Students cook for community

A COVID-19 catering program gives students lessons in literacy, numeracy and empathy.

18 May 2020
Plastic takeaway containers full of food.
Image: A student at Dorchester School packs meals for the local community.

Every week 300 meals cooked by students are pumped out of the Dorchester School commercial kitchen, packed into single-serve containers and frozen to distribute to families impacted by COVID-19.

In the past month the school inside Reiby Youth Justice Centre has cooked more than 1,500 meals, which have fed detainees at the centre, homeless people and local families.

The principal of Dorchester School, Alexandra Stylis, said the cooking spree started when there were grocery shortages in the early days of the pandemic lockdown and concerns about how to feed the detainees at the youth justice centre.

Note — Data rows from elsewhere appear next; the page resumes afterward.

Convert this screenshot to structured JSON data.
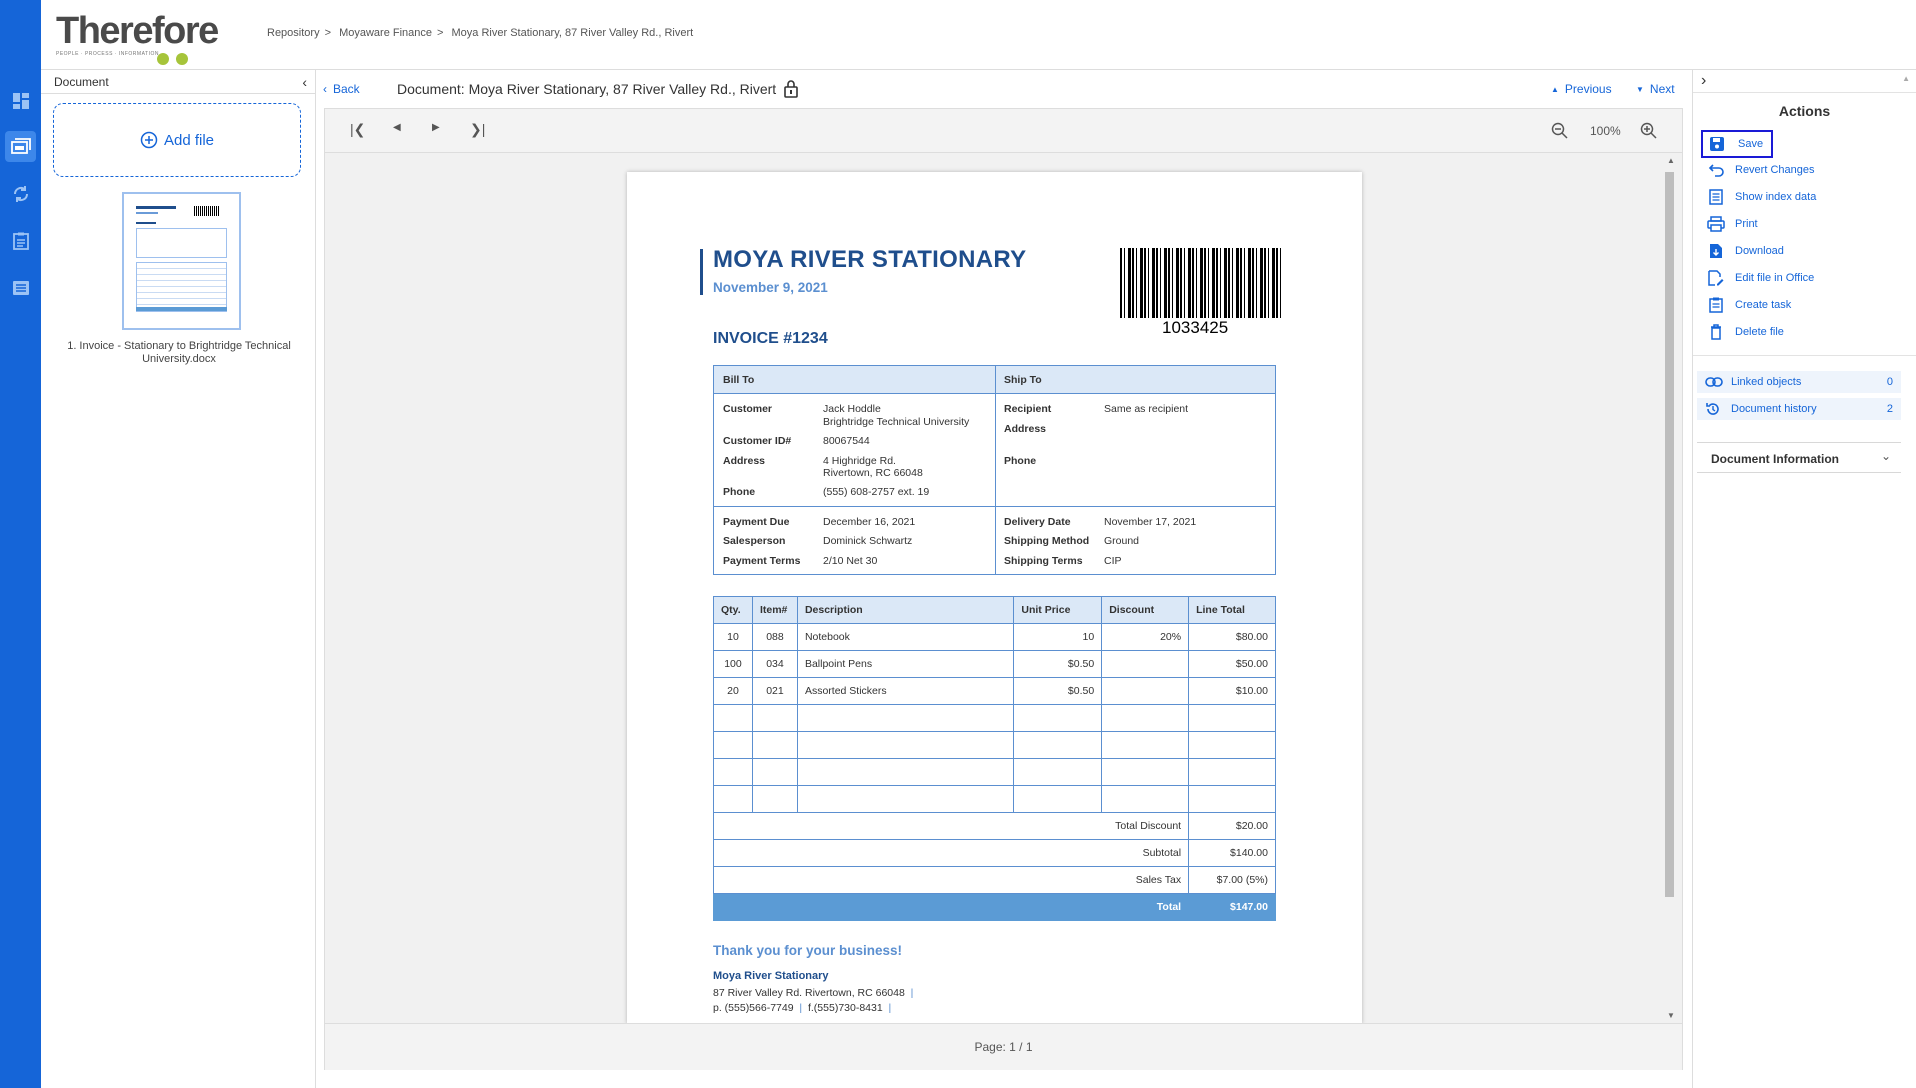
{
  "app": {
    "name": "Therefore",
    "tagline": "PEOPLE · PROCESS · INFORMATION"
  },
  "breadcrumb": [
    "Repository",
    "Moyaware Finance",
    "Moya River Stationary, 87 River Valley Rd., Rivert"
  ],
  "left_panel": {
    "title": "Document",
    "add_file": "Add file",
    "file_label": "1. Invoice - Stationary to Brightridge Technical University.docx"
  },
  "viewer": {
    "back": "Back",
    "doc_title": "Document: Moya River Stationary, 87 River Valley Rd., Rivert",
    "previous": "Previous",
    "next": "Next",
    "zoom": "100%",
    "page_indicator": "Page: 1 / 1"
  },
  "invoice": {
    "company": "MOYA RIVER STATIONARY",
    "date": "November 9, 2021",
    "barcode_number": "1033425",
    "invoice_no": "INVOICE #1234",
    "bill_to_header": "Bill To",
    "ship_to_header": "Ship To",
    "bill": {
      "customer_label": "Customer",
      "customer_name": "Jack Hoddle",
      "customer_org": "Brightridge Technical University",
      "customer_id_label": "Customer ID#",
      "customer_id": "80067544",
      "address_label": "Address",
      "address_1": "4 Highridge Rd.",
      "address_2": "Rivertown, RC 66048",
      "phone_label": "Phone",
      "phone": "(555) 608-2757 ext. 19"
    },
    "ship": {
      "recipient_label": "Recipient",
      "recipient": "Same as recipient",
      "address_label": "Address",
      "phone_label": "Phone"
    },
    "terms": {
      "payment_due_label": "Payment Due",
      "payment_due": "December 16, 2021",
      "salesperson_label": "Salesperson",
      "salesperson": "Dominick Schwartz",
      "payment_terms_label": "Payment Terms",
      "payment_terms": "2/10 Net 30",
      "delivery_date_label": "Delivery Date",
      "delivery_date": "November 17, 2021",
      "shipping_method_label": "Shipping Method",
      "shipping_method": "Ground",
      "shipping_terms_label": "Shipping Terms",
      "shipping_terms": "CIP"
    },
    "items_headers": [
      "Qty.",
      "Item#",
      "Description",
      "Unit Price",
      "Discount",
      "Line Total"
    ],
    "items": [
      [
        "10",
        "088",
        "Notebook",
        "10",
        "20%",
        "$80.00"
      ],
      [
        "100",
        "034",
        "Ballpoint Pens",
        "$0.50",
        "",
        "$50.00"
      ],
      [
        "20",
        "021",
        "Assorted Stickers",
        "$0.50",
        "",
        "$10.00"
      ],
      [
        "",
        "",
        "",
        "",
        "",
        ""
      ],
      [
        "",
        "",
        "",
        "",
        "",
        ""
      ],
      [
        "",
        "",
        "",
        "",
        "",
        ""
      ],
      [
        "",
        "",
        "",
        "",
        "",
        ""
      ]
    ],
    "totals": {
      "total_discount_label": "Total Discount",
      "total_discount": "$20.00",
      "subtotal_label": "Subtotal",
      "subtotal": "$140.00",
      "sales_tax_label": "Sales Tax",
      "sales_tax": "$7.00 (5%)",
      "total_label": "Total",
      "total": "$147.00"
    },
    "thanks": "Thank you for your business!",
    "footer_company": "Moya River Stationary",
    "footer_address": "87 River Valley Rd. Rivertown, RC 66048",
    "footer_phone": "p. (555)566-7749",
    "footer_fax": "f.(555)730-8431"
  },
  "actions": {
    "title": "Actions",
    "items": [
      "Save",
      "Revert Changes",
      "Show index data",
      "Print",
      "Download",
      "Edit file in Office",
      "Create task",
      "Delete file"
    ],
    "linked_objects": "Linked objects",
    "linked_objects_count": "0",
    "document_history": "Document history",
    "document_history_count": "2",
    "document_information": "Document Information"
  },
  "colors": {
    "brand": "#1565d8",
    "doc_blue": "#1f4e8c",
    "table_border": "#5b8fd0",
    "total_bar": "#5b9bd5",
    "logo_green": "#a6c43a"
  }
}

The school already had a commercial kitchen and a commercial freezer with capacity for 500 containers. Ms Stylis then hired a chef to work with a rotating roster of students, and to supervise commercial kitchen food preparation, health and hygiene guidelines.

“Once we had 500 meals we contacted a homeless hub in Campbelltown and we stocked up their freezer, and then we decided to support our local community as many people are struggling and have lost jobs or work hours,” Ms Stylis said.

Casseroles, curries, vegetables, steaks, sausages, pasta, cakes and fruit bowls are now regularly produced for distribution to the Airds community, near Campbelltown, one of Sydney’s lowest socioeconomic areas.

As they cook, the students learn numeracy and literacy skills such as measurement and how to read a recipe and social and interpersonal skills from working in a team.

“Having themselves been in difficult circumstances the students can empathise with local families and giving back to the community makes them feel valued,” Ms Stylis said.”

The cooking program complements the school’s food technology and barista courses. Dorchester School educates up to 55 students in small classes. The male and female detainees are aged from 10 to 21, including young people on community service programs to transition back to the community.

Local public primary schools Briar Road and John Warby and Airds High School are now distributing the Dorchester School meals to families in their communities.

Dorchester School has just hired a second chef to work with students to cook 100 meals a week for Aboriginal Elders in the local community.